Receiving a command to set a block position in which occlusion will exist in each image of the training image set when the neural network is trained;

Adding a block to the block location in the training image set; and

In view of the blocks added to each image in the set of training images, the neural network is trained using errors between the pose of the training image and the estimated pose of the training image provided by the neural network.

12. The apparatus of claim 11, further comprising a loss function for evaluating an error between the pose of the training image and an estimated pose of the training image, wherein the controller is further configured to receive a command to update a block location and to add a block to the updated block location if a loss from the loss function has not converged.

13. The apparatus of claim 11, wherein the controller is configured to restart training of the trained neural network based on an evaluation of a heat map of the test image, wherein the heat map is determined after a heat map step block location has been determined and a heat map step block is added to the test image at the heat map step block location.

14. The apparatus of claim 13, wherein restarting training comprises reinitializing the neural network such that the neural network is ready for training, wherein the test image is separate from a training image set, and wherein the controller is configured to set the block location and add the block to the block location after the controller restarts training of the trained neural network to form an occlusion test image.

15. The apparatus of claim 14, wherein the controller is further configured to evaluate the heat map against a resolution threshold, wherein if the heat map does not meet the resolution threshold, the controller is configured to repeat the operations of determining a heat map step block location and adding the heat map step block to the heat map step block location.

16. The apparatus of claim 15, wherein when the controller is operated to repeat the determination of the heat map step block location, is implemented by an operation of randomly setting the heat map step block location.

17. The apparatus of claim 15, wherein when the controller is operated to repeat the determination of heat map step block positions is accomplished by an operation of defining block positions based on the heat map of the occlusion test image.

18. The apparatus of claim 14, wherein the controller is further configured such that prior to the operation of adding a block to the block location in the training image set, the controller is operated to evaluate a comparison of the heat map of the occlusion test image with a previously determined heat map against a threshold and proceed to the operation of adding a block if the threshold is met.

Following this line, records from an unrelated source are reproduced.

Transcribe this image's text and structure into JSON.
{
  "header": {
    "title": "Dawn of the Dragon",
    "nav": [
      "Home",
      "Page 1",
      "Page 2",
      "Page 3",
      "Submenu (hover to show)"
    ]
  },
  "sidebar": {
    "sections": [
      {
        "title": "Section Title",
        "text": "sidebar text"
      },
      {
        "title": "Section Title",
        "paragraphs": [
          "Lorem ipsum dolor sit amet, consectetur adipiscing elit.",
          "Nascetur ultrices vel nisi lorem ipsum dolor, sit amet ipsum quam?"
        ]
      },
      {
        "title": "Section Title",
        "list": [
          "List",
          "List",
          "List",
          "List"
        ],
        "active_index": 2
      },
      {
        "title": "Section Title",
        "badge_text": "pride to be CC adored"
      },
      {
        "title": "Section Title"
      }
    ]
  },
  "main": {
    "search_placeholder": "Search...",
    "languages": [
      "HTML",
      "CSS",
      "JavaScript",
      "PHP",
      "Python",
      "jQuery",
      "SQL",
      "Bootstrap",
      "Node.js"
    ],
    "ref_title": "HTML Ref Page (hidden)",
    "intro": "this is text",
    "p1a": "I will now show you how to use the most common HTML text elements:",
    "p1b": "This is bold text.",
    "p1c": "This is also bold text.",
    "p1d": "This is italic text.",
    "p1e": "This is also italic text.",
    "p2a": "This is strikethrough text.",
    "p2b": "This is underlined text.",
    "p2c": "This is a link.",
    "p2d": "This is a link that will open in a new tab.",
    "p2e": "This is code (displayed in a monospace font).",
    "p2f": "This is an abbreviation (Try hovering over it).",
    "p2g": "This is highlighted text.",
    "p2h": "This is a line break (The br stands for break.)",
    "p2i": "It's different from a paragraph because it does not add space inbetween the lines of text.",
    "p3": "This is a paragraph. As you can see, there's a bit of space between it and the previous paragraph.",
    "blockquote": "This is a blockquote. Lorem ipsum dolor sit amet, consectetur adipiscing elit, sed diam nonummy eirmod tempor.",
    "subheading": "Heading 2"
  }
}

19. The apparatus of claim 14, wherein the operation of setting a test block location comprises an operation of randomly setting the test block location, and wherein the controller is further configured to evaluate the heat map against a resolution threshold, wherein the operation of setting a block location is repeated for a block at a new location if the heat map does not satisfy the resolution threshold.

20. The apparatus of claim 19, wherein following the operation of adding blocks to the test block positions to form an occlusion test image, the controller is configured to initialize a translation count matrix and a rotation count matrix corresponding to pixels in the occlusion test image, add a value of 1 to positions of each of the count matrices corresponding to pixels covered by the blocks used to form the occlusion test image, calculate translation and rotation errors based on a comparison between a translation pose and a rotation pose of the test image and a pose result of driving a trained neural network using the occlusion test image, accumulate total translation and rotation errors if the step of setting block positions is repeated, and divide the translation and rotation errors by the respective count matrices.